In the mean time I finally wrote a length-limitted huffman code builder. Everyone uses the "package-merge" algorithm (see Wikipedia , or the paper "A Fast and Space-Economical Algorithm for Length-Limited Coding" by Moffat et.al ; the Larmore/Hirschberg paper is impenetrable).
Here's my summary :
Explicity what we are trying to do is solve : Cost = Sum[ L_i * C_i ] C_i = count of ith symbol L_i = huffman code length given C_i, find L_i to minimize Cost contrained such that L_i
<= L_max and Sum[ 2 ^ - L_i ] = 1 (Kraft prefix constraint) This is solved by construction of the "coin collector problem" The Cost that we minimize is the real (numismatic) value of the coins that the collector pays out C_i is the numismatic value of the ith coin L_i is the number of times the collector uses a coin of type i so Cost = Sum[ L_i * C_i ] is his total cost. For each value C_i, the coins have face value 2^-1, 2^-2, 2^-4, ... If the coin collector pays out total face value of (n-1) , then he creates a Kraft correct prefix code The coin collector problem is simple & obvious ; you just want to pay out from your 2^-1 value items ; an item is either a 2^-1 value coin, or a pair of 2^-2 value items ; pick the one with lower numismatic value The fact that this creates a prefix code is a bit more obscure But you can prove it by the kraft property If you start with all lenghts = 0 , then K = sum[2^-L] = N Now add an item from the 2^-1 list if it's a leaf, L changes from 0 to 1, so K does -= 1/2 if it's a node, then it will bring in two nodes at a lower level equivalent to to leaves at that level, so L changes from 1 to 2 twice, so K does -= 1/2 then too so if the last list has length (2N-2) , you get K -= 1/2 * (2N-2) , or K -= N-1 , hence K = 1 afterward ----------------------------------- BTW you can do this in a dynamic programming sort of way where only the active front is needed; has same run time but less storage requirements.
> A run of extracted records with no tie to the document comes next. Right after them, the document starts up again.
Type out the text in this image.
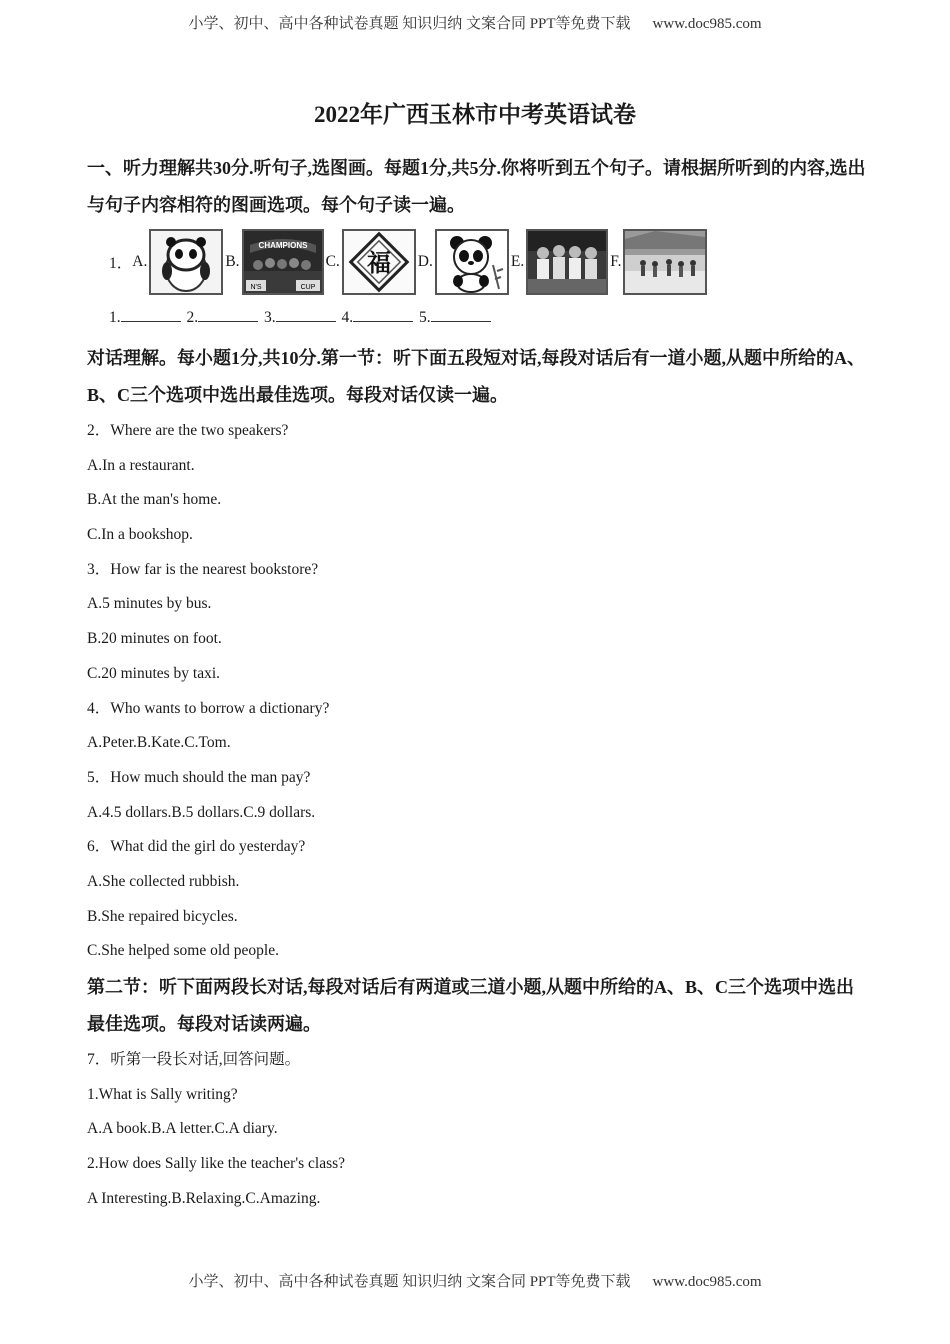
小学、初中、高中各种试卷真题 知识归纳 文案合同 PPT等免费下载 www.doc985.com
2022年广西玉林市中考英语试卷

一、听力理解共30分.听句子,选图画。每题1分,共5分.你将听到五个句子。请根据所听到的内容,选出与句子内容相符的图画选项。每个句子读一遍。

1． A.	B.
CHAMPIONS
N'S	CUP
C. 福 D.	E.	F.
1.	2.	3.	4.	5.

对话理解。每小题1分,共10分.第一节：听下面五段短对话,每段对话后有一道小题,从题中所给的A、B、C三个选项中选出最佳选项。每段对话仅读一遍。

2．Where are the two speakers?
A.In a restaurant.
B.At the man's home.
C.In a bookshop.
3．How far is the nearest bookstore?
A.5 minutes by bus.
B.20 minutes on foot.
C.20 minutes by taxi.
4．Who wants to borrow a dictionary?
A.Peter.B.Kate.C.Tom.
5．How much should the man pay?
A.4.5 dollars.B.5 dollars.C.9 dollars.
6．What did the girl do yesterday?
A.She collected rubbish.
B.She repaired bicycles.
C.She helped some old people.

第二节：听下面两段长对话,每段对话后有两道或三道小题,从题中所给的A、B、C三个选项中选出最佳选项。每段对话读两遍。

7．听第一段长对话,回答问题。
1.What is Sally writing?
A.A book.B.A letter.C.A diary.
2.How does Sally like the teacher's class?
A Interesting.B.Relaxing.C.Amazing.
小学、初中、高中各种试卷真题 知识归纳 文案合同 PPT等免费下载 www.doc985.com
You start at the 2^-1 (final) list. You ask : what's the next node of this list? It's either a symbol or made from the first two nodes of the prior list. So you get the first two nodes of the prior list. When you select a node into the final list, that is committed, and all its children in the earlier lists become final; they can now just do their increments onto CodeLen and be deleted. If you select a symbol into the final list, then the nodes that you looked at earlier stick around so you can look at them next time.
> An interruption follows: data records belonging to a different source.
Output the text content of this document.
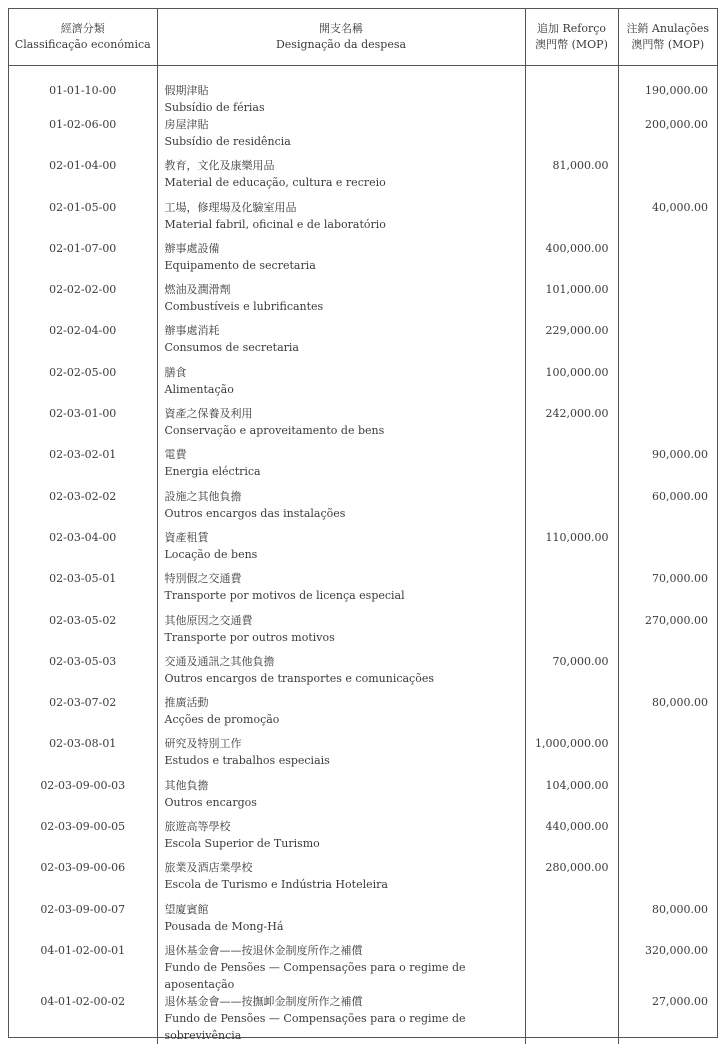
經濟分類
Classificação económica	開支名稱
Designação da despesa	追加 Reforço
澳門幣 (MOP)	注銷 Anulações
澳門幣 (MOP)

01-01-10-00	假期津貼
Subsídio de férias		190,000.00
01-02-06-00	房屋津貼
Subsídio de residência		200,000.00
02-01-04-00	教育，文化及康樂用品
Material de educação, cultura e recreio	81,000.00	
02-01-05-00	工場，修理場及化驗室用品
Material fabril, oficinal e de laboratório		40,000.00
02-01-07-00	辦事處設備
Equipamento de secretaria	400,000.00	
02-02-02-00	燃油及潤滑劑
Combustíveis e lubrificantes	101,000.00	
02-02-04-00	辦事處消耗
Consumos de secretaria	229,000.00	
02-02-05-00	膳食
Alimentação	100,000.00	
02-03-01-00	資產之保養及利用
Conservação e aproveitamento de bens	242,000.00	
02-03-02-01	電費
Energia eléctrica		90,000.00
02-03-02-02	設施之其他負擔
Outros encargos das instalações		60,000.00
02-03-04-00	資產租賃
Locação de bens	110,000.00	
02-03-05-01	特別假之交通費
Transporte por motivos de licença especial		70,000.00
02-03-05-02	其他原因之交通費
Transporte por outros motivos		270,000.00
02-03-05-03	交通及通訊之其他負擔
Outros encargos de transportes e comunicações	70,000.00	
02-03-07-02	推廣活動
Acções de promoção		80,000.00
02-03-08-01	研究及特別工作
Estudos e trabalhos especiais	1,000,000.00	
02-03-09-00-03	其他負擔
Outros encargos	104,000.00	
02-03-09-00-05	旅遊高等學校
Escola Superior de Turismo	440,000.00	
02-03-09-00-06	旅業及酒店業學校
Escola de Turismo e Indústria Hoteleira	280,000.00	
02-03-09-00-07	望廈賓館
Pousada de Mong-Há		80,000.00
04-01-02-00-01	退休基金會——按退休金制度所作之補償
Fundo de Pensões — Compensações para o regime de aposentação		320,000.00
04-01-02-00-02	退休基金會——按撫卹金制度所作之補償
Fundo de Pensões — Compensações para o regime de sobrevivência		27,000.00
Okay, so it all works fine, but it bothers me.
I can see that "package-merge" solves the "coin collector problem". In fact, that's obvious, it's the obvious way to solve that problem. I can also see that the minimization of the real value cost in "coin collector problem" can be made equivalent to the minimization of the total code length, which is what we want for Huffman code building. Okay. And I can understand the proof that the codes built in this way are prefix. But it's all very indirect and round-about.
What I can't see is a way to understand the "package-merge" algorithm directly in terms of building huffman codes. Obviously you can see certain things that are suggestive - the making pairs of items with minimum cost is a lot like how you would build a huffman tree. The funny thing is that the pairing here is not actually building the huffman tree - the huffman tree is never actually made; instead we make code lengths by counting the number of times the symbol appears in the active set. Even that we can sort of understand intuitively - if a symbol has very low count, it will appear in all L lists, so it will have a code length of L, the max. If it has a higher count, it will get bumped out of some of the lists by packages of lower-count symbols, so it will have a length < L. So that sort of makes sense, but it just makes me even more unhappy that I can't quite see it.